AUGUSTA — A bill to expand Medicaid eligibility to more low-income Mainers won initial support in the Republican-controlled Senate by a single vote Tuesday.

The measure is likely to pass in the Democratic-controlled House, but faces an all-but-guaranteed veto from Gov. Paul LePage, who has rebuffed past attempts to expand Medicaid under the federal Affordable Care Act.

The Maine Senate voted 18-17 to advance the bill, L.D. 633, after senators spent about an hour debating whether expansion would help or hurt the state’s finances. Thirty-one other states – including the five other New England states – have expanded Medicaid since President Obama’s health care law took effect, but not all in the same fashion.

The bill – sponsored by two moderate Republican senators, Tom Saviello of Wilton and Roger Katz of Augusta – would use the Affordable Care Act’s marketplace to expand Medicaid but require beneficiaries to pay small premiums for their insurance. Such a “private option” model has been adopted in several states where Republicans and Democrats share control of the government.

“If we have an opportunity to provide coverage to over 70,000 of the neediest Mainers in a financially responsible way, we should do it,” said Sen. James Dill, D-Old Town.

All 15 Senate Democrats plus three Republicans – Saviello, Katz and Sen. David Woodsome of North Waterboro – voted in favor of the bill.

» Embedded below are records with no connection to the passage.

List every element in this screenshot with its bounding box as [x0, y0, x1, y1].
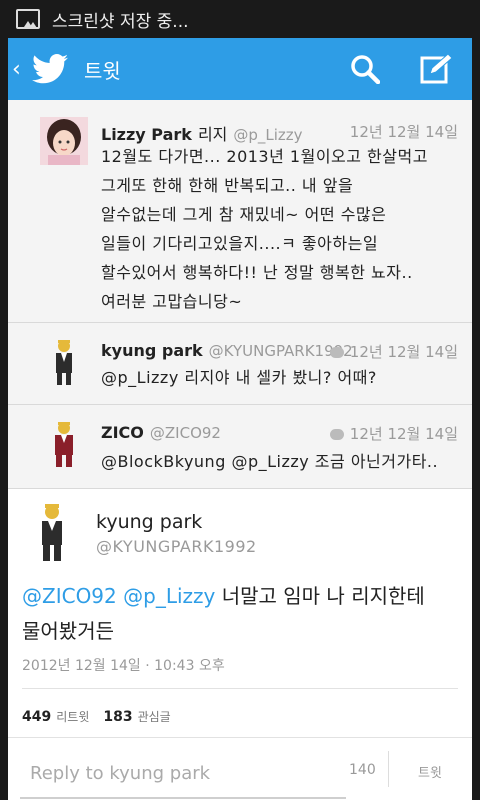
avatar[interactable]: [40, 337, 88, 385]
tweet-item[interactable]: kyung park @KYUNGPARK1992 12년 12월 14일 @p_…: [8, 323, 472, 405]
tweet-text: 12월도 다가면... 2013년 1월이오고 한살먹고 그게또 한해 한해 반…: [101, 147, 428, 311]
tweet-text: @BlockBkyung @p_Lizzy 조금 아닌거가타..: [101, 452, 439, 471]
author-name[interactable]: ZICO: [101, 423, 144, 442]
page-title: 트윗: [84, 58, 121, 83]
divider: [388, 751, 389, 787]
tweet-button[interactable]: 트윗: [418, 762, 442, 781]
mention-link[interactable]: @ZICO92: [22, 584, 117, 608]
tweet-time: 12년 12월 14일: [329, 423, 458, 444]
app-bar: ‹ 트윗: [8, 38, 472, 100]
reply-bubble-icon: [329, 347, 344, 358]
author-handle[interactable]: @ZICO92: [150, 424, 221, 442]
tweet-item[interactable]: Lizzy Park 리지 @p_Lizzy 12년 12월 14일 12월도 다가…: [8, 100, 472, 323]
avatar[interactable]: [40, 419, 88, 467]
reply-bubble-icon: [329, 429, 344, 440]
twitter-bird-icon[interactable]: [30, 54, 70, 84]
tweet-text: @ZICO92 @p_Lizzy 너말고 임마 나 리지한테 물어봤거든: [22, 579, 462, 649]
tweet-stats: 449 리트윗 183 관심글: [22, 708, 185, 725]
reply-input[interactable]: [20, 755, 346, 791]
search-icon[interactable]: [350, 54, 380, 84]
avatar[interactable]: [40, 117, 88, 165]
tweet-item[interactable]: ZICO @ZICO92 12년 12월 14일 @BlockBkyung @p_…: [8, 405, 472, 489]
char-count: 140: [349, 762, 376, 778]
compose-icon[interactable]: [420, 52, 454, 84]
divider: [8, 737, 472, 738]
mention-link[interactable]: @p_Lizzy: [123, 584, 215, 608]
app-frame: ‹ 트윗 Lizzy Park리지@p_Lizzy 12년 12월 14일: [8, 38, 472, 800]
tweet-text: @p_Lizzy 리지야 내 셀카 봤니? 어때?: [101, 368, 377, 387]
author-name[interactable]: kyung park: [101, 341, 203, 360]
tweet-time-text: 12년 12월 14일: [349, 343, 458, 361]
tweet-time: 12년 12월 14일: [349, 123, 458, 141]
retweet-label[interactable]: 리트윗: [56, 710, 89, 724]
favorite-label[interactable]: 관심글: [138, 710, 171, 724]
avatar[interactable]: [22, 501, 82, 561]
favorite-count[interactable]: 183: [103, 709, 132, 725]
tweet-author[interactable]: ZICO @ZICO92: [101, 423, 221, 442]
tweet-text-line-1: 너말고 임마 나 리지한테: [221, 584, 425, 608]
tweet-time: 12년 12월 14일: [329, 341, 458, 362]
tweet-author[interactable]: kyung park @KYUNGPARK1992: [101, 341, 353, 360]
main-tweet: kyung park @KYUNGPARK1992 @ZICO92 @p_Liz…: [8, 489, 472, 800]
retweet-count[interactable]: 449: [22, 709, 51, 725]
image-icon: [16, 9, 40, 29]
back-icon[interactable]: ‹: [12, 57, 28, 82]
tweet-text-line-2: 물어봤거든: [22, 619, 114, 643]
author-name[interactable]: kyung park: [96, 511, 202, 533]
status-bar: 스크린샷 저장 중...: [0, 0, 480, 38]
status-text: 스크린샷 저장 중...: [52, 11, 189, 32]
author-handle[interactable]: @KYUNGPARK1992: [96, 537, 257, 556]
reply-box[interactable]: [20, 755, 346, 799]
tweet-time-text: 12년 12월 14일: [349, 425, 458, 443]
divider: [22, 688, 458, 689]
tweet-date: 2012년 12월 14일 · 10:43 오후: [22, 658, 225, 674]
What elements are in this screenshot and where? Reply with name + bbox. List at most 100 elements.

The bill would authorize the state to accept federal Medicaid funds to provide health insurance to people earning between 100 percent and 138 percent of the federal poverty level. The federal government would pay 100 percent of the expansion costs through 2016, with the federal share declining to 90 percent by 2020.

Republicans who voted against the measure warned that the federal government shouldn’t be trusted to live up to those funding promises, especially considering that a future president could change the rules. They also pointed out that other states that have expanded Medicaid have underestimated their costs despite the windfall of federal funds from an expansion.

Sen. Eric Brakey, R-Auburn, who co-chairs the Legislature’s Health and Human Services Committee, said expansion “would not only be incredibly expensive in the short term … but disastrous in the long run.”

“Should be we bet our future on the financial solvency of the federal government that only knows how to run up the credit cards?” Brakey said in a floor speech. “When the federal government hits the inevitable brick wall at the end of this unsustainable road, who will be left holding the bag on Medicaid expansion?”

There have been conflicting estimates for how much expansion would save or cost Maine.

In its fiscal note on the bill, the Legislature’s nonpartisan Office of Fiscal and Program Review estimated the state would spend $93 million in General Fund revenue on expansion through fiscal year 2018-19 but receive nearly $1.2 billion in federal funds during that period. The Maine Department of Health and Human Services, meanwhile, estimated that expansion would cost the state $315 million over the next five years.


Responding to Brakey’s account of costs borne by other states, Saviello pointed out that none of the 31 states has reversed a decision to expand Medicaid.

“There is concern that, in fact, a new president will change the plan,” Saviello said. “Well, I can’t imagine those 31 states – with senators from every one of those states that have expanded – being told, ‘I’m sorry, we’re cutting you off.’ “

This is the sixth attempt to expand Medicaid in Maine under the Affordable Care Act in recent years. All previous attempts have fallen to Republican opposition in the Legislature or to LePage’s vetoes.

This year, supporters have sought to try to tie the expansion to Maine’s opiate epidemic, pointing out that expansion would help more addicts access the treatment they need for recovery.

Sen. Anne Haskell, D-Portland, also pointed out that the list of organizations supporting expansion includes the Maine Police Chiefs Association, the Maine Medical Association, the Maine Hospital Association and the Maine Sheriffs’ Association.

The bill now goes to the House, where Democrats hold the majority of seats. But the one-vote margin in the Senate falls well short of the two-thirds majority needed to override a LePage veto.